Virginia Satir

As a therapist, I am a companion. I try to help people tune into their own wisdom.

I want to love you without clutching, appreciate you without judging, join you without invading, invite you without demanding, leave you without guilt, criticize you without blaming, and help you without insulting. If I can have the same from you, then we can truly meet and enrich each other.

There are five freedoms: The freedom to see and hear what is; The freedom to say what you feel and think; The freedom to feel what you actually feel; The freedom to ask for what you want; The freedom to take risks on your own behalf.

It is now clear to me that the family is a microcosm of the world. To understand the world, we can study the family: issues such as power, intimacy, autonomy, trust, and communication skills are vital parts underlying how we live in the world. To change the world is to change the family.

My dream is to make families a place where adults with high self esteem can develop. I think we have reached a point where if we don’t get busy on dreams of this sort, our end is in sight. We need a world that is as good for human beings as it is for technology.

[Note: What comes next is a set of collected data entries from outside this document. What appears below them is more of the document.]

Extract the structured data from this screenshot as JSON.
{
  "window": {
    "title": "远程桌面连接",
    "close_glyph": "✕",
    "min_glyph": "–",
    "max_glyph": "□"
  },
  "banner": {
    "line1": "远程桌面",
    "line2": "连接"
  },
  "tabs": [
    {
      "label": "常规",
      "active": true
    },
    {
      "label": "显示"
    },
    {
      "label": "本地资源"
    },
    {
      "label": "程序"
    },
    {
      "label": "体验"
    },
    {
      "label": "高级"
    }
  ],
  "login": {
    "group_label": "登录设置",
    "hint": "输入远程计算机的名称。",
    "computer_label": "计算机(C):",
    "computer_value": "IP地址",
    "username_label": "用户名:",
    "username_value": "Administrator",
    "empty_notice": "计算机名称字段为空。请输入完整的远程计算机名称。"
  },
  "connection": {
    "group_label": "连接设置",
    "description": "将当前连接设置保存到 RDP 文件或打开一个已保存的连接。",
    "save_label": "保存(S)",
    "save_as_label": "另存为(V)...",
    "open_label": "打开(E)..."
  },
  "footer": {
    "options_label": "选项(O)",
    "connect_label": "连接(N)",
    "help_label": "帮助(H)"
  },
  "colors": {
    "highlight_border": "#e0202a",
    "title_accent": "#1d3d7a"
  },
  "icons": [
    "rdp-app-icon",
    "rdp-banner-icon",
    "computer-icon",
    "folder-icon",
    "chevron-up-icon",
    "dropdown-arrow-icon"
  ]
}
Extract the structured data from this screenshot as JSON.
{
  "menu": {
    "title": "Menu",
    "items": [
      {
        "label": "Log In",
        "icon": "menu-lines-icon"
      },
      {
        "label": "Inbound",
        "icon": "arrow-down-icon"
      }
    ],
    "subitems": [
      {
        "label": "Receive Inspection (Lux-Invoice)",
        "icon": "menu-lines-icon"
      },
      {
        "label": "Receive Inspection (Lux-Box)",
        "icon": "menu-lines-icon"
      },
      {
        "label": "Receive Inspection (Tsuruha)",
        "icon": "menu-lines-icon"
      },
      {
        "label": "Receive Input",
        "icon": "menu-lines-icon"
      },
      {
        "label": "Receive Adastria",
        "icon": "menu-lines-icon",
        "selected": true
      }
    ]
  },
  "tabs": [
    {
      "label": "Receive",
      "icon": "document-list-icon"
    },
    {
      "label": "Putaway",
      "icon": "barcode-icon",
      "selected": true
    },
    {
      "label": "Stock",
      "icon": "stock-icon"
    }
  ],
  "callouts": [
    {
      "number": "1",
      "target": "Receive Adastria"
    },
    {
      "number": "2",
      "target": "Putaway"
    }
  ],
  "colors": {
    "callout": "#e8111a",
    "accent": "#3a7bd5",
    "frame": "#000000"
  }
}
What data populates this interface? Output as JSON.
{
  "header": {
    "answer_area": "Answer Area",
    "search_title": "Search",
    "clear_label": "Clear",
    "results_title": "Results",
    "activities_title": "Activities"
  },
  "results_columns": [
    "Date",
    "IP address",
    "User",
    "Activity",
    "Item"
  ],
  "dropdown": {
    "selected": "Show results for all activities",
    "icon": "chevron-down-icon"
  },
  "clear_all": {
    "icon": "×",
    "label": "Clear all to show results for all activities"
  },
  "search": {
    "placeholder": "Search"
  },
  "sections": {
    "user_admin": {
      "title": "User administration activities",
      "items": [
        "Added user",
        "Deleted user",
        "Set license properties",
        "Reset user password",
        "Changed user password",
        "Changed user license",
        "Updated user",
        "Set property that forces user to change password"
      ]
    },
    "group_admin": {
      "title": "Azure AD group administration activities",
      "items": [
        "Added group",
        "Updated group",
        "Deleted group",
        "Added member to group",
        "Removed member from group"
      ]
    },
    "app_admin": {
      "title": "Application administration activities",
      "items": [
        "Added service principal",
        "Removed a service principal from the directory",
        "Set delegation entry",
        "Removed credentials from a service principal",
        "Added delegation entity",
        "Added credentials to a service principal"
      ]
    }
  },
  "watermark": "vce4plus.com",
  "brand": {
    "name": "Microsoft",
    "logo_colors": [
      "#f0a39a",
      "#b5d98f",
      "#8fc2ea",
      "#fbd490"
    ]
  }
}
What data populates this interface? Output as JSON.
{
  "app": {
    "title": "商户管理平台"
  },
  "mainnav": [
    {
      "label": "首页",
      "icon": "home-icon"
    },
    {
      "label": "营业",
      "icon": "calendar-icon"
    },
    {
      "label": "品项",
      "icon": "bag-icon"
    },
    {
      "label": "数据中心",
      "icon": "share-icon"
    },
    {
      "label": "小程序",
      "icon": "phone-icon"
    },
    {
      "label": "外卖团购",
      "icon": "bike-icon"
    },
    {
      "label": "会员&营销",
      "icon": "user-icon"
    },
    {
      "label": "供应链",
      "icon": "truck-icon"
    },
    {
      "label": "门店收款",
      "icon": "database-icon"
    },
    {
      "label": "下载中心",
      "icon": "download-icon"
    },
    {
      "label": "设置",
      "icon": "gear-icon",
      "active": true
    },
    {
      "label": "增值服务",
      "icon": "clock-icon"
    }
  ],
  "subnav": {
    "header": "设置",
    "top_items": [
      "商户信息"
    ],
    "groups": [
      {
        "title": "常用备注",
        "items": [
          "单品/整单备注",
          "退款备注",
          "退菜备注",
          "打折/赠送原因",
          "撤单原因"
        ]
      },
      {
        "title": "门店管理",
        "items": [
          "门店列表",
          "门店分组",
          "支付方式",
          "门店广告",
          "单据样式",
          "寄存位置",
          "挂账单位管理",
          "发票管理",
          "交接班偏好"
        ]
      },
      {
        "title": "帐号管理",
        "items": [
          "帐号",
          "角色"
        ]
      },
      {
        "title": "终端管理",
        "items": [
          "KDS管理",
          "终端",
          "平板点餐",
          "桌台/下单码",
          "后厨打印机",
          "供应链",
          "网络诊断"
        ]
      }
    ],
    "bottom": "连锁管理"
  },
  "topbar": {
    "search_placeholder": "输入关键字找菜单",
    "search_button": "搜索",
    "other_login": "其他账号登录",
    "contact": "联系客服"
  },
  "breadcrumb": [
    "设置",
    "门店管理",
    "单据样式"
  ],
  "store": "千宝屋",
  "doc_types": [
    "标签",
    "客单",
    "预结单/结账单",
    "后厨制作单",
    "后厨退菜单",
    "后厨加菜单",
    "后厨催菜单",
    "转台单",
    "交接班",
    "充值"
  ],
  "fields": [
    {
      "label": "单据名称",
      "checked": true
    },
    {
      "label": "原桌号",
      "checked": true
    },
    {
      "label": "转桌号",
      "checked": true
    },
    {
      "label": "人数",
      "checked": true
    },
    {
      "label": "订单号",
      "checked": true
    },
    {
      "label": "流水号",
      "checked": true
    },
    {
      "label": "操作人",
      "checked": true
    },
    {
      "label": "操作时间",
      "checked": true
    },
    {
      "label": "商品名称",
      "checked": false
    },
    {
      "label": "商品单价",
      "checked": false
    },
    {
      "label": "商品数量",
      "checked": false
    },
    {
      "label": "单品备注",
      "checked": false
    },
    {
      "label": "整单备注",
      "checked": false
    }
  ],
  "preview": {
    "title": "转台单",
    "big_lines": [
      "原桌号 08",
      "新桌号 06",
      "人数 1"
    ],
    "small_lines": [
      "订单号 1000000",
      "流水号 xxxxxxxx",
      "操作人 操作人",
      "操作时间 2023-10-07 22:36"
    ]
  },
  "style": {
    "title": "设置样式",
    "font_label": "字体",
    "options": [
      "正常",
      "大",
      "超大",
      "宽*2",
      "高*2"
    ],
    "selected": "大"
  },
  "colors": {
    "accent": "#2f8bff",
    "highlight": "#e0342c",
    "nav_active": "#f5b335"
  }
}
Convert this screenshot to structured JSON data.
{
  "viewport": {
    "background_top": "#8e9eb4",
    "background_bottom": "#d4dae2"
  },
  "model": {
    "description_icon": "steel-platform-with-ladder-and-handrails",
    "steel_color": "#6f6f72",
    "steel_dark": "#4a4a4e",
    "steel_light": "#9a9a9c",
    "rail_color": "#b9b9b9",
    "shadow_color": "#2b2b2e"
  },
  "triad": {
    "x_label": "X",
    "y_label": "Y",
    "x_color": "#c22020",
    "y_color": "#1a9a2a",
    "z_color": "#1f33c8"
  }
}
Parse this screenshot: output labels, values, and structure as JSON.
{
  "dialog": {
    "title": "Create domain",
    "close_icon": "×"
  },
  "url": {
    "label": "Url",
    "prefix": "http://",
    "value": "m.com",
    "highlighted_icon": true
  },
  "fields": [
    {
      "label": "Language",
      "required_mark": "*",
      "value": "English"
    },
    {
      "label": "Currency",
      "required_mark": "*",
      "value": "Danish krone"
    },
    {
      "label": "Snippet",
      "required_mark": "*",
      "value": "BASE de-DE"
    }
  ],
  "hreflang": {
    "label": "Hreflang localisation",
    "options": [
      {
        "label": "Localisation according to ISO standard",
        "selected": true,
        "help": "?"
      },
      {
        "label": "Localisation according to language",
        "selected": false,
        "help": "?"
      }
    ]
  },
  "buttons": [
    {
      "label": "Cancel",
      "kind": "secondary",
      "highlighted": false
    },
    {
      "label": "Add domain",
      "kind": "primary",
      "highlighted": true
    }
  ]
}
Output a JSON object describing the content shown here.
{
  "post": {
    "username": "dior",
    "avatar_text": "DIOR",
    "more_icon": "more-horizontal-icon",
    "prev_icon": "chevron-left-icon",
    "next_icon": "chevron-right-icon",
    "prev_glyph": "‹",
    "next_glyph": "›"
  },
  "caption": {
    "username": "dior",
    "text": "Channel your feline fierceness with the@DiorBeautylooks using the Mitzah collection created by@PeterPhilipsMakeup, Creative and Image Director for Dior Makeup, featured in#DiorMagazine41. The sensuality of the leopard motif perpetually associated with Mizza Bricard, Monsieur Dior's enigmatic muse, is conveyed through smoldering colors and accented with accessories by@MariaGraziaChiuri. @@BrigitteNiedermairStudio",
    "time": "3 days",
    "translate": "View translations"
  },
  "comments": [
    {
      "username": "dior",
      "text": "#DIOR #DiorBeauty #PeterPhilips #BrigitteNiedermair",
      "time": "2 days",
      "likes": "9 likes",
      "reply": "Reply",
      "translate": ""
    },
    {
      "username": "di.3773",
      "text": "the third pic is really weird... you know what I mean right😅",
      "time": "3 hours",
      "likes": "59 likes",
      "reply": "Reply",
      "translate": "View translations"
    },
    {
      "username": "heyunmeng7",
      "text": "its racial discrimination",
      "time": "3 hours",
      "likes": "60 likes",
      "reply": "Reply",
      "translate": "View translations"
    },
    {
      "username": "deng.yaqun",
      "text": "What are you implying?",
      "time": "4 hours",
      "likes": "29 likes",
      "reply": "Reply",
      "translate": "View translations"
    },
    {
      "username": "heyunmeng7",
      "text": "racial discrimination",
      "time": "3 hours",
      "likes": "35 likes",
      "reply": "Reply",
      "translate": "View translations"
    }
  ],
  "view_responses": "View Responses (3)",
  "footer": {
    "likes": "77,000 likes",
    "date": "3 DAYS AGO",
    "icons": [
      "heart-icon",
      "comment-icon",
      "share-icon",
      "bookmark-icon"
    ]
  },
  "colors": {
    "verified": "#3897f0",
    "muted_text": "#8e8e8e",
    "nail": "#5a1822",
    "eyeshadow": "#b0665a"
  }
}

In the nurturing family…parents see themselves as empowering leaders not as authoritative bosses. They see their job primarily as one of teaching their children how to be truly human in all situations. They readily acknowledge to the child their poor judgment as well as their good judgment; their hurt, anger, or disappointment as well as their joy. The behavior of these parents matches what they say.

Put together all the existing families and you have society. It is as simple as that. Whatever kind of training took place in the individual family will be reflected in the kind of society that these families create.

Families and societies are small and large versions of one another. Both are made up of people who have to work together, whose destinies are tied up with one another. Each features the components of a relationship: leaders perform roles relative to the led, the young to the old, and male to female; and each is involved with the process of decision-making, use of authority, and the seeking of common goals.

The Problem is never the problem! It is only a symptom of something much deeper.

Your responses to the events of life are more important than the events themselves.

The symbol in Chinese for crisis is made up of two ideographs: one means danger, the other means opportunity. This symbol is a reminder that we can choose to turn a crisis into an opportunity or into a negative experience.